It feels like I have driven up and down the M6 motorway too many times this week. The M6 is one of the longest motorways in the UK at 232.2 miles long. It took some 50 years to build, and at times if feels like you might have been travelling on it for as long. In my experience the Manchester to Birmingham section often resembles a slow moving car park for long periods of the day. This is precisely what the M6 was like on Thursday this week. Foolishly, I had decided to drive to Stafford University rather than take the train as I was due to attend a meeting later on that same evening at Holmes Chapel, some 25 miles apart and thought this would be the easiest way to get to both venues. In the end it took three hours to make a journey that should normally take at the most just 90mins. I was not impressed.
I was going to Stafford University as an External Examiner on a PhD Viva. I am always happy to be involved in these events, particularly when they involve hearing about the research of nurses or midwives. Less than 10% of nurses in the UK have a PhD, so I was very pleased that on this occasion the candidate defended their thesis well, and we were able to recommend the award was made. It was also great that he was a mental health nurse who had drawn upon my work in constructing his thesis.
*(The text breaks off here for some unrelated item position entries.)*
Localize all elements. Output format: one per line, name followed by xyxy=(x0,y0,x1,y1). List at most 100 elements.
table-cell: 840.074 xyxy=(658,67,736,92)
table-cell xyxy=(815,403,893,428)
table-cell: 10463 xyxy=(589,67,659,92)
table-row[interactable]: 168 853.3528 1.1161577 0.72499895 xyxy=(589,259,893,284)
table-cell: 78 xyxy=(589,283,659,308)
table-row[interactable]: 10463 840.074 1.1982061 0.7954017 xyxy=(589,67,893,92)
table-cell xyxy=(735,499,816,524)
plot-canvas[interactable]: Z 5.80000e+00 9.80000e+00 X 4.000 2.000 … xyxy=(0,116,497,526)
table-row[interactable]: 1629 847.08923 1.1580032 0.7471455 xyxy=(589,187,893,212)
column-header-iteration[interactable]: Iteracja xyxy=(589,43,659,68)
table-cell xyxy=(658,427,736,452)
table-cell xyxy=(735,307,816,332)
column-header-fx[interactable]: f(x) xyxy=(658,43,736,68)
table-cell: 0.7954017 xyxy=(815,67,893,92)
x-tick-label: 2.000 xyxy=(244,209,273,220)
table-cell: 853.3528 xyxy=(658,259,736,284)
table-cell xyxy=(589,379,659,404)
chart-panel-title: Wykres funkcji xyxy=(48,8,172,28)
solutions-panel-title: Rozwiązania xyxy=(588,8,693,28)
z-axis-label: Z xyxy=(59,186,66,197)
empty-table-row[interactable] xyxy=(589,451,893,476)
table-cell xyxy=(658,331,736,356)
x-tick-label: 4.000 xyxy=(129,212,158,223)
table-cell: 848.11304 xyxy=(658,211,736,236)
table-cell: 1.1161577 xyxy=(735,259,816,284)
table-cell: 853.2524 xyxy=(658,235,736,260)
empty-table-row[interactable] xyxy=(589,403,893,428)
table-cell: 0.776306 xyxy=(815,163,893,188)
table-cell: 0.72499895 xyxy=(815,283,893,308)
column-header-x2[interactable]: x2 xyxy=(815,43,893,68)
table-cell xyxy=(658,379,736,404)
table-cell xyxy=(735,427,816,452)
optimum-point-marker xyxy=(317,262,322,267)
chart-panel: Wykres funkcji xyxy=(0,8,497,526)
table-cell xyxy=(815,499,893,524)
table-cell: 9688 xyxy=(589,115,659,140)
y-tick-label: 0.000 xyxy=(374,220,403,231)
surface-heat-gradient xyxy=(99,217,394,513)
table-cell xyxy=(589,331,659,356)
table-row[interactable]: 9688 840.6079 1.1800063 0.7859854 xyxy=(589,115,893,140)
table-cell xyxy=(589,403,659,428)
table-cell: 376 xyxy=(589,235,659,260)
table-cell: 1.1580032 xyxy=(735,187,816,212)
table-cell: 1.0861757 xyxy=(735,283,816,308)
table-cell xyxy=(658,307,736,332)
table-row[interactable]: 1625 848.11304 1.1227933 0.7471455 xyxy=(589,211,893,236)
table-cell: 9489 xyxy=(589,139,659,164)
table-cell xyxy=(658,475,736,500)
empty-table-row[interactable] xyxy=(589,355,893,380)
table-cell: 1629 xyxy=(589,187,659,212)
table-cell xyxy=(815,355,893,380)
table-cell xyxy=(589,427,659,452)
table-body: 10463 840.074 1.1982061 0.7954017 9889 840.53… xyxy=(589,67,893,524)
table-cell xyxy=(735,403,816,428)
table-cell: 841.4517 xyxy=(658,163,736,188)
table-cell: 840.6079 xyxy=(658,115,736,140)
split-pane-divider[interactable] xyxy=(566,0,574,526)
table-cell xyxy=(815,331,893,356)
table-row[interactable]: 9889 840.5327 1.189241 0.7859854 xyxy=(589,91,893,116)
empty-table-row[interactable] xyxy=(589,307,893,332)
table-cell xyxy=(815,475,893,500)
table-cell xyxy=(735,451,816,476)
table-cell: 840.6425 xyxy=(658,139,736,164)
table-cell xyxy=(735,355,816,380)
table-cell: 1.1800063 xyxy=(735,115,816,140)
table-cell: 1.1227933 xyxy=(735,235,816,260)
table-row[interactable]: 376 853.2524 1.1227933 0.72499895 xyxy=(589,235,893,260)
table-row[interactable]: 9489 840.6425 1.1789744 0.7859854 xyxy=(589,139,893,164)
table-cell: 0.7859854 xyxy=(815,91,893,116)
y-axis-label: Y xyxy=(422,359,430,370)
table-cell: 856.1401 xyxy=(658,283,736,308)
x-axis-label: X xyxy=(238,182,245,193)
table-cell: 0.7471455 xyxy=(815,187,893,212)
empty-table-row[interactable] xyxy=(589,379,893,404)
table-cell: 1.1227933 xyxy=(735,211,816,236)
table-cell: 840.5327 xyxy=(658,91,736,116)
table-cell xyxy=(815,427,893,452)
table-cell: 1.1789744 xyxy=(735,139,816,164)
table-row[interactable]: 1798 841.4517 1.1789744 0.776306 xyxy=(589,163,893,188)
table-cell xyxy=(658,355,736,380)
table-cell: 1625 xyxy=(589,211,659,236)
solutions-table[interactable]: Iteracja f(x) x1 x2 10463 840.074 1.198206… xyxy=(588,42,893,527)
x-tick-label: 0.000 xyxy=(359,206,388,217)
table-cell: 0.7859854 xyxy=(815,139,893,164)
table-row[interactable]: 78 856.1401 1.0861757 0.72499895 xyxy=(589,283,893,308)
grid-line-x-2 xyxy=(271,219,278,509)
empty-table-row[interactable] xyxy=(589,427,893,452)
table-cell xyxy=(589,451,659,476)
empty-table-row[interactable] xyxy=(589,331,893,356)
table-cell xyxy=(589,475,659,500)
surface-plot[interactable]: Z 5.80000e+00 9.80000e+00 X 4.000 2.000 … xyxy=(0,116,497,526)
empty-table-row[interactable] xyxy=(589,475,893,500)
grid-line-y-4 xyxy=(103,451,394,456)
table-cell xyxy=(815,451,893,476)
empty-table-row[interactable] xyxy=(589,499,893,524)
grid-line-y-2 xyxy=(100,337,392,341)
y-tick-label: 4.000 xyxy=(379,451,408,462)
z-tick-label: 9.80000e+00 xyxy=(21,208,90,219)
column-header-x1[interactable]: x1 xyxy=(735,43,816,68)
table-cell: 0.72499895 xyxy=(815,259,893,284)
Back on the M6 and the journey back to Holmes Chapel was a tortuous affair. The slow moving traffic, that in the morning had been overwhelming going southbound, seemed to have transferred to the northbound carriageways. It was a slow, frustrating and tiring journey back.
So it was with some trepidation that I started my journey yesterday morning down to Cardiff. For much of the journey one has to use the M6. I was on my way to celebrate my Fathers birthday, 30 guests were due to attend and most of the food was in the back of the car. Thankfully, the road was completely clear, the sun shone, and the autumnal colours were magnificent. The party was a success and a good time was had by all. The guests were family and friends. Among the group there was a teacher, midwife, financial regulator, falconer (complete with a miniature Peruvian Owl), a trainee policeman, house wives and house husbands, plumber, and lots of grandchildren. The conversations were often rich with description and difference.
One of my brothers told of how the social unrest in his part of Surrey (Kingston-upon-Thames) had reached new heights of unacceptability. It appears that the local youth make their protest known by throwing quails eggs at people’s property. He was deadly serious. I couldn’t quite imagine however, young people being so disaffected that they took themselves off to the local Waitrose store to purchase a dozen quails eggs to throw at peoples windows. Social protest is slightly different up here in the North.
The journey back from Cardiff along the M6 took just over three hours and was uneventful, and in a strange way calming. Happy Birthday Dad!